Ce marché est traversé et organisé par différents types d’économies: financière, morale, biologique et affective. Il sert également d’espace où sont produits, circulent et s’articulent différents types de savoirs et expertises. Sur quelles forces de travail repose chaque économie? Quelles activités sont reconnues et rendues visibles comme un travail? Quels biens sont produits et comment circulent-ils? Comment acquièrent-ils de la valeur? Dans chaque économie les forces de travail, les modalités d’échange, les biens ou valeurs produites varient. En effet, si le marché est orienté vers la production d’enfants, d’autres «biens» qui résultent également d’un travail important sont produits, tels que le prestige, l’argent, le savoir, de nouvelles relations et responsabilités.
En proposant d’étudier la reproduction comme un marché organisé par différents types d’économies, nous aimerions mettre en lumière les processus matériels et symboliques qui contribuent à produire et reproduire d’anciennes et nouvelles formes d’inégalités. Quels sont les processus d’occultation, de différenciation et de hiérarchisation à l’œuvre dans le marché global de la reproduction? Quelles formes de division du travail – sexuée, racialisée, classée, ou autre – peut-on observer? Comment s’articulent-elles entre elles? Quels sont les droits et les obligations des différents acteur·e·s?
En d’autres termes, ce dossier a pour objectif d’explorer ces questions en mettant en lumière les processus matériels et symboliques, locaux et situés, qui mènent à masquer et inférioriser certains acteur·e·s impliqué·e·s dans la production d’enfants, ainsi qu’à attribuer des valeurs différenciées aux produits du travail. Il vise aussi à éclairer le rôle du cadre légal de ces économies et à montrer comment il participe à stratifier la reproduction, ou, autrement dit, à (ré)établir des rapports asymétriques entre les personnes participant à ce processus.
Axes du dossier:
1. Les forces de travail à l’œuvre
Dans la lignée du féminisme matérialiste, la notion de travail procréatif permet de mettre l’accent non seulement sur la fonction sociale des procréatrices, mais aussi sur le fait que la production d’enfants, comme toute production, «nécessite un investissement en travail, en temps et en savoir-faire» (Praz, Modak et Messant, 2011, NQF 30/1 «La production d’enfants»).
Ce premier axe vise à questionner le travail corporel des femmes jusqu’alors impensé dans le processus de procréation médicalement assistée, que cela soit en termes de charge physique et mentale, de travail de santé ou de travail émotionnel. Cet axe entend également réfléchir aux forces de travail à l’œuvre derrière la production d’enfants.
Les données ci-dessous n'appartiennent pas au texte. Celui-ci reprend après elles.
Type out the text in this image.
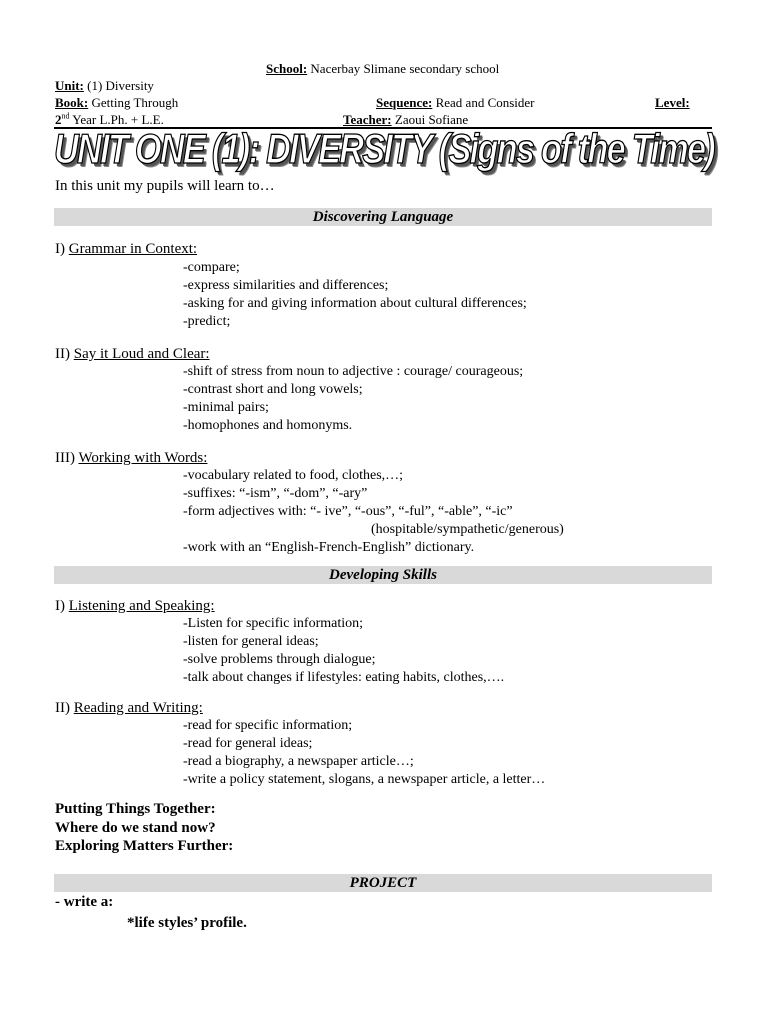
School: Nacerbay Slimane secondary school
Unit: (1) Diversity
Book: Getting Through	Sequence: Read and Consider	Level:
2nd Year L.Ph. + L.E.	Teacher: Zaoui Sofiane
UNIT ONE (1): DIVERSITY (Signs of the Time)
In this unit my pupils will learn to…
Discovering Language
I) Grammar in Context:
-compare;
-express similarities and differences;
-asking for and giving information about cultural differences;
-predict;
II) Say it Loud and Clear:
-shift of stress from noun to adjective : courage/ courageous;
-contrast short and long vowels;
-minimal pairs;
-homophones and homonyms.
III) Working with Words:
-vocabulary related to food, clothes,…;
-suffixes: “-ism”, “-dom”, “-ary”
-form adjectives with: “- ive”, “-ous”, “-ful”, “-able”, “-ic”
(hospitable/sympathetic/generous)
-work with an “English-French-English” dictionary.
Developing Skills
I) Listening and Speaking:
-Listen for specific information;
-listen for general ideas;
-solve problems through dialogue;
-talk about changes if lifestyles: eating habits, clothes,….
II) Reading and Writing:
-read for specific information;
-read for general ideas;
-read a biography, a newspaper article…;
-write a policy statement, slogans, a newspaper article, a letter…
Putting Things Together:
Where do we stand now?
Exploring Matters Further:
PROJECT
- write a:
*life styles’ profile.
Qui contribue à produire des enfants? Quel type d’activité est conçu comme un travail? Comment les personnes engagées dans ce processus sont-elles reconnues? Dans quelle division du travail sexuée, classée, racialisée, s’inscrivent-elles? Qui bénéficie personnellement du fruit de son travail et qui s’en voit déposséder?
2. Les produits et leurs valeurs
Le deuxième axe se focalise sur les produits eux-mêmes – savoirs, relations, prestige, argent, enfant, responsabilités – et sur les logiques au travers desquelles ils se voient attribuer une certaine valeur financière ou symbolique. En d’autres termes, il s’agit d’examiner les processus différenciés d’attribution de valeur aux produits du travail réalisé dans le cadre de la procréation médicalement assistée et à la manière dont ces valeurs varient selon les contextes et les situations dans cette chaîne de travail procréatif mondiale. Quelle est la reconnaissance et la valeur du travail reproductif? Peut-il être question de le monétariser et comment? S’il s’agit de mettre en lumière les processus de (non)-valorisation du travail procréatif effectué par les femmes, il s’agit également de les éclairer en élargissant le regard et en prenant en compte les autres acteur·e·s et types de produits impliqués.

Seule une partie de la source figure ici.